Level each stone against the line level and also use a spirit level to check levels along the front, rear and top of each stone and across adjoining edging stones.
Remember to take into account the slope of the drive or any other gradients that should be followed. If you have set your string line using a spirit level, levelled off of a nearby surface then the string line itself should follow the gradient that you need to lay to.
If using edgings on both sides, use a long piece of timber to level across. If the distance is too great, transfer the level using pegs banged into the ground.
Step 5 – Cut edging stones where required
During laying, you may need to cut one or two edging stones to fit the length of the drive or path or even cut a mitre joints to create and angle. This can be done with an angle grinder.
Make sure you hire or buy stone cutting disks as metal cutting disks will not get through stone or concrete.
To cut a concrete edging stone using an angle grinder, simply measure and mark the stone at the point you need to cut and then chop through it with the grinder.
If you have never used an angle grinder it’s a good idea to mark a cutting line all the way around the point you need to cut at so that you have a straight cutting line to follow.
Angle grinders can be tricky tools to use so before you use one, read our project on using an angle grinder here.
If you need to cut a mitre angle between two edging stones so that they can turn at a specific angle then you will first need to work out what that angle is. For information on how to calculate angles see our project here.
Step 6 – Lay concrete in front and behind edging stones (haunching)
When all the edging stones are in position in your trench, concrete is placed all along the back of all edgings, this is called haunching.
Almost always the main bulk of pressure against each edging stone will come from the front so most of the concrete needs to be at the back to provide the required support.
As you will probably have a fairly solid sub base of some kind at the front, in this case a macadam pavement, the gap between these will also need to be filled with some concrete.

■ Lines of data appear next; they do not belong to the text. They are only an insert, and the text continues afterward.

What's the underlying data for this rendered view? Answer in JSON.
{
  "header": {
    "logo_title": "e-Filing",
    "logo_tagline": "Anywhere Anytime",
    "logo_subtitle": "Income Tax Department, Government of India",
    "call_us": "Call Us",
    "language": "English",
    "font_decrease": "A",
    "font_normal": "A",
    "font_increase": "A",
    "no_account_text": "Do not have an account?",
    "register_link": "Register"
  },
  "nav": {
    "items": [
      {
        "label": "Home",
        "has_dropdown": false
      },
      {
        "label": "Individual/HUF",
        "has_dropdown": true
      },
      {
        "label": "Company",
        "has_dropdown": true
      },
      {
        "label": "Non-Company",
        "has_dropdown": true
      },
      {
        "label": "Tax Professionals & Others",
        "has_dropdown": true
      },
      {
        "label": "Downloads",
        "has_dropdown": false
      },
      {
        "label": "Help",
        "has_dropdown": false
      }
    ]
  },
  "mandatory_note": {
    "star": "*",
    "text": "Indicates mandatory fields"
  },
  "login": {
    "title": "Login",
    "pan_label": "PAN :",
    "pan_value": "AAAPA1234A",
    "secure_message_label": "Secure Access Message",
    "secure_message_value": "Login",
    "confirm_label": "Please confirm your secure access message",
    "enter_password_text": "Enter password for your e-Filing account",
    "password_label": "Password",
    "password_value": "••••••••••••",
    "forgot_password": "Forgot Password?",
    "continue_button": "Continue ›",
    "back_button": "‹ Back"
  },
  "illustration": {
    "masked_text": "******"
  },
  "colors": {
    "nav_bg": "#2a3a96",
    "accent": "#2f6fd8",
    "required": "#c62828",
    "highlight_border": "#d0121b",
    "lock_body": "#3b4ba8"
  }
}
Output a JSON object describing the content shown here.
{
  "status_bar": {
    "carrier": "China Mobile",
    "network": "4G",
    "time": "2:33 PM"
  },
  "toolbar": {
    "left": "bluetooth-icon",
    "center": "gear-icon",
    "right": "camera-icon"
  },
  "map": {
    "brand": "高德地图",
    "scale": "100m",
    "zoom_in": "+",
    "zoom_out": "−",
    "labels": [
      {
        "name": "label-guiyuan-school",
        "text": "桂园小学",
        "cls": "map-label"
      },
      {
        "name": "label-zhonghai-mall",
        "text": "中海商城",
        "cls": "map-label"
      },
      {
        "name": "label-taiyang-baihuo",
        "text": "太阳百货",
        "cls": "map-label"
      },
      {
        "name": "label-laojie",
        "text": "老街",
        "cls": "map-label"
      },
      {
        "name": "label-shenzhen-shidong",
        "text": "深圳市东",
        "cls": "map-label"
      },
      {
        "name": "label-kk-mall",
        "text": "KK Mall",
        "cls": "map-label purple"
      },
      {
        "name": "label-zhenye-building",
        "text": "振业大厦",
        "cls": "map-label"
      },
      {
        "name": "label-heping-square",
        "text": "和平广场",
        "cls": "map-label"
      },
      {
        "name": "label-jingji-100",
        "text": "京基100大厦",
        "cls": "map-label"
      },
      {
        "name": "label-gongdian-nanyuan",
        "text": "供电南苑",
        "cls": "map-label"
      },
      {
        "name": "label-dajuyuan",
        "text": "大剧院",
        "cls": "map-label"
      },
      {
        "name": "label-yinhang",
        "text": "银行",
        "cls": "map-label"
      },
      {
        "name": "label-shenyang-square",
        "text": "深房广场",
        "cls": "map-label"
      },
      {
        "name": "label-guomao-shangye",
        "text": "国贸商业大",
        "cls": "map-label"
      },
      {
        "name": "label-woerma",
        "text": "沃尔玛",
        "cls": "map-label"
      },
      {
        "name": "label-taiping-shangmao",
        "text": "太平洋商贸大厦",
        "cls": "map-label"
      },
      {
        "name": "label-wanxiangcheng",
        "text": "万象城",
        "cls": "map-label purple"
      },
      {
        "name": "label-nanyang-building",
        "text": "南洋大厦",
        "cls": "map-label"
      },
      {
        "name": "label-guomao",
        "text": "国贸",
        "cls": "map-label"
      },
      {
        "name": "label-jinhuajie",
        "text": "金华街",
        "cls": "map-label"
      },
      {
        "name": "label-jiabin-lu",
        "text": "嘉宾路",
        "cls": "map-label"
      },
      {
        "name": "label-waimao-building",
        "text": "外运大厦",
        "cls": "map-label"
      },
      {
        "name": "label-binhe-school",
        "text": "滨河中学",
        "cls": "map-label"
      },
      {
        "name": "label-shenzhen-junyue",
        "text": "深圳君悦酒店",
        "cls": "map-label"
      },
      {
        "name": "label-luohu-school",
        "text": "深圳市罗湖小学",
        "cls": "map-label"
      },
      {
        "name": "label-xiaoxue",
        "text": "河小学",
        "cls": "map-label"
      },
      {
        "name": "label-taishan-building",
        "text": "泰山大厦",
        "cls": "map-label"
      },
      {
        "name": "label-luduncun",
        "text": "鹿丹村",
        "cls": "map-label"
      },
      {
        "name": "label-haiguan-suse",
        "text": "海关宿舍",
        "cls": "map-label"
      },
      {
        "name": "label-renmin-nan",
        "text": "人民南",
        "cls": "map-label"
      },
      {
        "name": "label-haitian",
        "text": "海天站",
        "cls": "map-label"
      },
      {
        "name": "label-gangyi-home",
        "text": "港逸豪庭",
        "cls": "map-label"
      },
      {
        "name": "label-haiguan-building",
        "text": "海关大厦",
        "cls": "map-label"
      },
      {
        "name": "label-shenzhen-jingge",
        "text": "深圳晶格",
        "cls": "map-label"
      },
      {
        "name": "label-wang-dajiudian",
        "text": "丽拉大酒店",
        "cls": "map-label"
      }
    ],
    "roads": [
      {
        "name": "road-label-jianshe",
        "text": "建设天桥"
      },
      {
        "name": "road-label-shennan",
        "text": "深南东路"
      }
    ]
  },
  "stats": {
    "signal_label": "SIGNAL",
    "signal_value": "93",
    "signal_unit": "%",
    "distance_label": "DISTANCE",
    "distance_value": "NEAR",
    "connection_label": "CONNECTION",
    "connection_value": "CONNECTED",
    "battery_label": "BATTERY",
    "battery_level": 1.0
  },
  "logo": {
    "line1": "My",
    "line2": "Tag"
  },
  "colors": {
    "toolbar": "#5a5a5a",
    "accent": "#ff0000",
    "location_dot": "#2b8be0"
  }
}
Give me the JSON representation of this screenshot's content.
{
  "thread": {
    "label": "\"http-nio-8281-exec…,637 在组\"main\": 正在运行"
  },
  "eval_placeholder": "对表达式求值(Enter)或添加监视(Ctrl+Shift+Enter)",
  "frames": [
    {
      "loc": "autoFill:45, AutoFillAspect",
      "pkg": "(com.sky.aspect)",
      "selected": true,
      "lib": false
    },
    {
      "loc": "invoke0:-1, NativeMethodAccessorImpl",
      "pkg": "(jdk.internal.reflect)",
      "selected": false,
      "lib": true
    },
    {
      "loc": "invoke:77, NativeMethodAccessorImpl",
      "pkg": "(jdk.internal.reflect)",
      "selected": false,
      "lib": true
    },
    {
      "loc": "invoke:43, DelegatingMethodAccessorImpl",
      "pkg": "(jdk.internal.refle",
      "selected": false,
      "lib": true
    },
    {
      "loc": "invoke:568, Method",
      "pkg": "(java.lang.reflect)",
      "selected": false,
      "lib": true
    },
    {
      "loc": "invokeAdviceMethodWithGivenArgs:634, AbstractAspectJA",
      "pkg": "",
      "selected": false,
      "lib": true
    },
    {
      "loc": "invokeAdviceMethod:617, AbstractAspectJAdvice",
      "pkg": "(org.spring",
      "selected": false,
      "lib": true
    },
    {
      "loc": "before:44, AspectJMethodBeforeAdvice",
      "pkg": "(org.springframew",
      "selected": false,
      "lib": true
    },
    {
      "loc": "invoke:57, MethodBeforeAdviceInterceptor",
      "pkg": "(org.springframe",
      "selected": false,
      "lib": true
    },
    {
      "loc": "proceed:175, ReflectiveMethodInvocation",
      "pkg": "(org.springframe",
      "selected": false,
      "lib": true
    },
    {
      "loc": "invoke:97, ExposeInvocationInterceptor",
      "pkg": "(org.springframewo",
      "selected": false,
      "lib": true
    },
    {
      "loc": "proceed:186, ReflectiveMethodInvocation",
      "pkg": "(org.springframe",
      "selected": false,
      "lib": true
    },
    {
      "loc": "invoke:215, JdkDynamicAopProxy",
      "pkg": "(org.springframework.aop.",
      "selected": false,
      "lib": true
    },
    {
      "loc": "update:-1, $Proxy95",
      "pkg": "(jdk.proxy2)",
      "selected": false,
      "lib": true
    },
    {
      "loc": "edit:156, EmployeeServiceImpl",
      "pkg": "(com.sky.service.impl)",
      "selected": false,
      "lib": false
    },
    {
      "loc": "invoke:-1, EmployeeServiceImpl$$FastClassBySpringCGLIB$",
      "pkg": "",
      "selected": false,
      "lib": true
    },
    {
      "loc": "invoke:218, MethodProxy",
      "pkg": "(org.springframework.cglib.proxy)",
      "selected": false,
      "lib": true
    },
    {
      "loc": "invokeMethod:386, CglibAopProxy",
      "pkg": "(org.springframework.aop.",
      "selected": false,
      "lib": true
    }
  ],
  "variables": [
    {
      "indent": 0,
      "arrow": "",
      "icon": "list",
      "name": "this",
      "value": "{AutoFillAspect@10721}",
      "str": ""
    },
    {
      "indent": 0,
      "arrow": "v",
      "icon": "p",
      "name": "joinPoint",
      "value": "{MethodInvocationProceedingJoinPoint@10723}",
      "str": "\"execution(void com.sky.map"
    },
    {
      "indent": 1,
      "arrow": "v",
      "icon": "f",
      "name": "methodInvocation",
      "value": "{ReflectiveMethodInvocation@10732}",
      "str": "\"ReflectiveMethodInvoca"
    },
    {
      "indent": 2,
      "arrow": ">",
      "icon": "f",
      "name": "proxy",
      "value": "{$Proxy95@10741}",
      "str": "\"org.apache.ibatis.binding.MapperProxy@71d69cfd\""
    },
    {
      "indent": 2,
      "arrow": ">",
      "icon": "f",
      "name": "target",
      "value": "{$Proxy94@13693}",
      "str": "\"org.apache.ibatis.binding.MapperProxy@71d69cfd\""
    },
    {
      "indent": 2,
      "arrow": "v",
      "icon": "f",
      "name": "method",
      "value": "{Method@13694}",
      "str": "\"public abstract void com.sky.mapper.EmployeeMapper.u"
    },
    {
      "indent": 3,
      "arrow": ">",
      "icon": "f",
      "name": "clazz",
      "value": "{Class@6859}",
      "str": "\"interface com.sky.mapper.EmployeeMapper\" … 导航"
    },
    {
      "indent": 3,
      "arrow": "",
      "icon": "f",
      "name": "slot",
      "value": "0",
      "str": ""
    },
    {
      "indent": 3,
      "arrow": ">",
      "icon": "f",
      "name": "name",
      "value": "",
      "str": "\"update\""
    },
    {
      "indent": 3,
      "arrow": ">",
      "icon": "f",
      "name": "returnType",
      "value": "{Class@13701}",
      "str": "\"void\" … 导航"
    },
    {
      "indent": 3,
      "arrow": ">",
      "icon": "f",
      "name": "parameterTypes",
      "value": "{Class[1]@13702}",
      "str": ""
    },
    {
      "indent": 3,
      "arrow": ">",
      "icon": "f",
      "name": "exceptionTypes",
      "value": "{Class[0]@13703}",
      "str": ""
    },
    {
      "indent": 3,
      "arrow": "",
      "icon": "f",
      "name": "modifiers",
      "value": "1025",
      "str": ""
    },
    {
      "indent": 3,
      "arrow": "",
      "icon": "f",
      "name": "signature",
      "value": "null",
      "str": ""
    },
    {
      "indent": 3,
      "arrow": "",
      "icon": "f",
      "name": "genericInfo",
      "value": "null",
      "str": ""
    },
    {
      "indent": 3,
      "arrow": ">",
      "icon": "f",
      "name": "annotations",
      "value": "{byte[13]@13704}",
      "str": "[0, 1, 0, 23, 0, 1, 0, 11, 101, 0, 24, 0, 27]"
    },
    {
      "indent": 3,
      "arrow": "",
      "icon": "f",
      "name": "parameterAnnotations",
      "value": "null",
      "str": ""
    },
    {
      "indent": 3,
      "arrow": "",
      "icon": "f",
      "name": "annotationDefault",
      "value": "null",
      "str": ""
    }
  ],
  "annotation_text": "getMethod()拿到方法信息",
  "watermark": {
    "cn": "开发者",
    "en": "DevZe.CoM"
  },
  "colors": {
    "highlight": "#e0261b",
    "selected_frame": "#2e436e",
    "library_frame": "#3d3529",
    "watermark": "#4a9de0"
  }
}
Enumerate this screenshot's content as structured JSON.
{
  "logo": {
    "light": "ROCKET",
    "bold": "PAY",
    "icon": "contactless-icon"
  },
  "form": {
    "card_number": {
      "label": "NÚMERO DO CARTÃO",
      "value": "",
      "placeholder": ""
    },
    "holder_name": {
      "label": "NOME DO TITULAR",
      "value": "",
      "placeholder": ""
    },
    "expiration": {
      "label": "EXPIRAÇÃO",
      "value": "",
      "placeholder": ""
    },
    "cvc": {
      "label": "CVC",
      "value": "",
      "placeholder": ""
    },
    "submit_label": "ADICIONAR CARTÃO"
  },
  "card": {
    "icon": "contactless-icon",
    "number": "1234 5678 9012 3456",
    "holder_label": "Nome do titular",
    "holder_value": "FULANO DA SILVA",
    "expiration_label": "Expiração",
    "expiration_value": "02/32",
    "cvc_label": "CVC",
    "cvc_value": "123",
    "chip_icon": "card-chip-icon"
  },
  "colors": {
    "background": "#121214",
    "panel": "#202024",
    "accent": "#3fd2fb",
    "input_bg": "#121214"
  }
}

Once concrete has been laid, trowel it down to smooth it off for a nice finish.
When adding the rear haunching, remember to leave enough depth for a little soil if you are reinstating turf etc behind the stones and compact the concrete well using a flat piece of timber or preferably a wooden or plastic plastering float.
Angle the concrete away from the stone so water does not sit on the top of the concrete.
As a rough rule of thumb, the haunching should extend at least half way up the rear side of each edging stone and it should extend out at least the full width of the edging stone to ensure the correct support.
You will then need to leave the concrete for at least 24 hours to fully set and once set, you can then get on with laying any finishing coverings.
As long as you take your time and ensure your prep work is done correctly e.g. your trench is the correct size, depth and nice and smooth, your string line is level and set to the correct gradient and your stones follow your line accurately, laying edging stones is a fairly straightforward job.